Vingt mille lieues sous les mers mérite indéniablement son statut de grand classique. Il a inspiré de nombreuses adaptations et, malgré les énormes progrès scientifiques qui ont suivi, il conserve une bonne part de son pouvoir d'évocation, ...mais je pense qu'on l'apprécie d'autant mieux qu'on se permet de temps à autres de sauter quelques lignes.
Dernière édition par Outremer le Sam Aoû 27, 2022 10:19 pm; édité 1 fois
Je vais quand même déplacer en Classiques ^^ _________________ Crazy Modératrice et Dictatrice Adjointe Il ne faut pas confondre ce qui est personnel et ce qui est important (Terry Pratchett)
J'ai un blog, et maintenant, j'ai publié un roman
Le récit est de plus souvent alourdi par les énumérations des innombrables habitants des mers qu'Aronnax a l'occasion d'observer.

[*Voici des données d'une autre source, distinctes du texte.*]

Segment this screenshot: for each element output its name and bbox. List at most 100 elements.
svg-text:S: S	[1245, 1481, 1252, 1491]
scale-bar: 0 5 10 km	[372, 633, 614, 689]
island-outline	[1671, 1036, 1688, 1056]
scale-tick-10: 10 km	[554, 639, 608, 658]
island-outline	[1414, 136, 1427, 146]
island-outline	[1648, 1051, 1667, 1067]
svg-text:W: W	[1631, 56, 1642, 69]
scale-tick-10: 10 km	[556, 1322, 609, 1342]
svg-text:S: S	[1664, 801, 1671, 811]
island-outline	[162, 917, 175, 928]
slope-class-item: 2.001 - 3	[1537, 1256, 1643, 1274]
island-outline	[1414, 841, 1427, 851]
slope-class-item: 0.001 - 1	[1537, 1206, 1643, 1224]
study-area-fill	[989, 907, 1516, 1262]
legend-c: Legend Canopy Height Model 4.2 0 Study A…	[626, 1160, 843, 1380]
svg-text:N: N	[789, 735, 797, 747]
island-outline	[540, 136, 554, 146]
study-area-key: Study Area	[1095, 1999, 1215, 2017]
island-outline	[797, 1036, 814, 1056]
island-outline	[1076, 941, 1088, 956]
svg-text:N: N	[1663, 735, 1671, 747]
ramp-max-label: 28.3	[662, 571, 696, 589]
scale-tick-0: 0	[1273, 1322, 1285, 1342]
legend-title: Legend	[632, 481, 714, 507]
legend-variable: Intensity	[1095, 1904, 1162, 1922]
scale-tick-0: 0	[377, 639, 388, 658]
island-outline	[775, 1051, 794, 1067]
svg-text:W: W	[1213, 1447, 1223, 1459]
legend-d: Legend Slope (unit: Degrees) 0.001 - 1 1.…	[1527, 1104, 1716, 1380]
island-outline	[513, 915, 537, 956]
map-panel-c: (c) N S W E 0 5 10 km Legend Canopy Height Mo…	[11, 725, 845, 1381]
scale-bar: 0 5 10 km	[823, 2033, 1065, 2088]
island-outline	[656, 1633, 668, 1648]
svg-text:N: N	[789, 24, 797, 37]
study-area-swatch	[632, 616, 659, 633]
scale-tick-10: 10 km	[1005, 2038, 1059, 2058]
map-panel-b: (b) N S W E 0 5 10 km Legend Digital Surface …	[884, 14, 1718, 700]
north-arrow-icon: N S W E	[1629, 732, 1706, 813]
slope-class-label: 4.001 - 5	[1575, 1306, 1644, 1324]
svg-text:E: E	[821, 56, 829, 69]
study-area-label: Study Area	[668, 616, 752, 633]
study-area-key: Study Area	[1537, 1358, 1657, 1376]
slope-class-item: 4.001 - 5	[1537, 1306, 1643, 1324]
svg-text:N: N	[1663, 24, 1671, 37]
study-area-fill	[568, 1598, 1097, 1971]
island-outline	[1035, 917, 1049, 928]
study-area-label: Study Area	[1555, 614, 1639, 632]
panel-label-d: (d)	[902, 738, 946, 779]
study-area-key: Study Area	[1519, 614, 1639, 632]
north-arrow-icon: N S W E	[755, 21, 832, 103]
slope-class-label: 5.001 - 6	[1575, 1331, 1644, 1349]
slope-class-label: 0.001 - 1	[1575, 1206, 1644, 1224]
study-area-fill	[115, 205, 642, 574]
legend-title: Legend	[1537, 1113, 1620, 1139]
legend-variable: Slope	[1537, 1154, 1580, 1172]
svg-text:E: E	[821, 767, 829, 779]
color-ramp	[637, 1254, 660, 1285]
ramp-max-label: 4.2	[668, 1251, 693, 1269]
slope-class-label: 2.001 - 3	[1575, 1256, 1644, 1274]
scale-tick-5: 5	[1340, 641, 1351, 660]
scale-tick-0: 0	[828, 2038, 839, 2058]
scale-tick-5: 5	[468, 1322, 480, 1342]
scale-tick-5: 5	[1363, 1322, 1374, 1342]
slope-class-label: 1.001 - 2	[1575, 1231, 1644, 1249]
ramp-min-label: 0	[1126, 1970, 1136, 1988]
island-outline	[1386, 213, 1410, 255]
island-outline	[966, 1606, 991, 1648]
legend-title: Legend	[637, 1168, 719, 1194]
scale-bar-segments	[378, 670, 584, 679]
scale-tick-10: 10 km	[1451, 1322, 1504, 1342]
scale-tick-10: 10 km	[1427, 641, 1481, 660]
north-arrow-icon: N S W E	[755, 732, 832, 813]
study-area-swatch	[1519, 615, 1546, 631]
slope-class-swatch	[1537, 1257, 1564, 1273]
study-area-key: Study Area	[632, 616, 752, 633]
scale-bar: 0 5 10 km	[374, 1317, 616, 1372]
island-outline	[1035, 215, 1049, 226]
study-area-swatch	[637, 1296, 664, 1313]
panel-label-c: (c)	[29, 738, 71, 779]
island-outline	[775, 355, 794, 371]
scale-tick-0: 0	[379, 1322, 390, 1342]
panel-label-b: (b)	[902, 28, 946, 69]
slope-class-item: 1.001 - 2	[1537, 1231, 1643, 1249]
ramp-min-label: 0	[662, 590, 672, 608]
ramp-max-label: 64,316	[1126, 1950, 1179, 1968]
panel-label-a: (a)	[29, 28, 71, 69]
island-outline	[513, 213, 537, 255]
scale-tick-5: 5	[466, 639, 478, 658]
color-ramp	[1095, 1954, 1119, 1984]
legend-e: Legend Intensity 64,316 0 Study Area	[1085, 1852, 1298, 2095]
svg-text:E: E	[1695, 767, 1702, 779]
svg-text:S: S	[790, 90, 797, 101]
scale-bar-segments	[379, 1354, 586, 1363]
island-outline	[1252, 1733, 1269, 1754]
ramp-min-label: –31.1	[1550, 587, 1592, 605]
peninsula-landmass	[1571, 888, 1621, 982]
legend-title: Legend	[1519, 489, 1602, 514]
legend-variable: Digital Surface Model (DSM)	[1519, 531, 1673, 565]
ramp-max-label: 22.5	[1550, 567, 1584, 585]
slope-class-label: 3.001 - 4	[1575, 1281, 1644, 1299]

On a souvent l'impression que Jules Verne a écrit son livre avec une encyclopédie ouverte sur les genoux !
Très vrai. Arrive un moment où ces énumérations deviennent lassantes. J'ai un peu peiné pour finir le dernier tiers du livre. Mais quelle belle aventure ! _________________ Mille et un mondes
Le livre peut logiquement se ranger dans les deux catégories, mais j'avais choisi de le mettre dans la catégorie SF pour rappeler que le genre n'est pas apparu avec les histoires de soucoupes volantes des années 50.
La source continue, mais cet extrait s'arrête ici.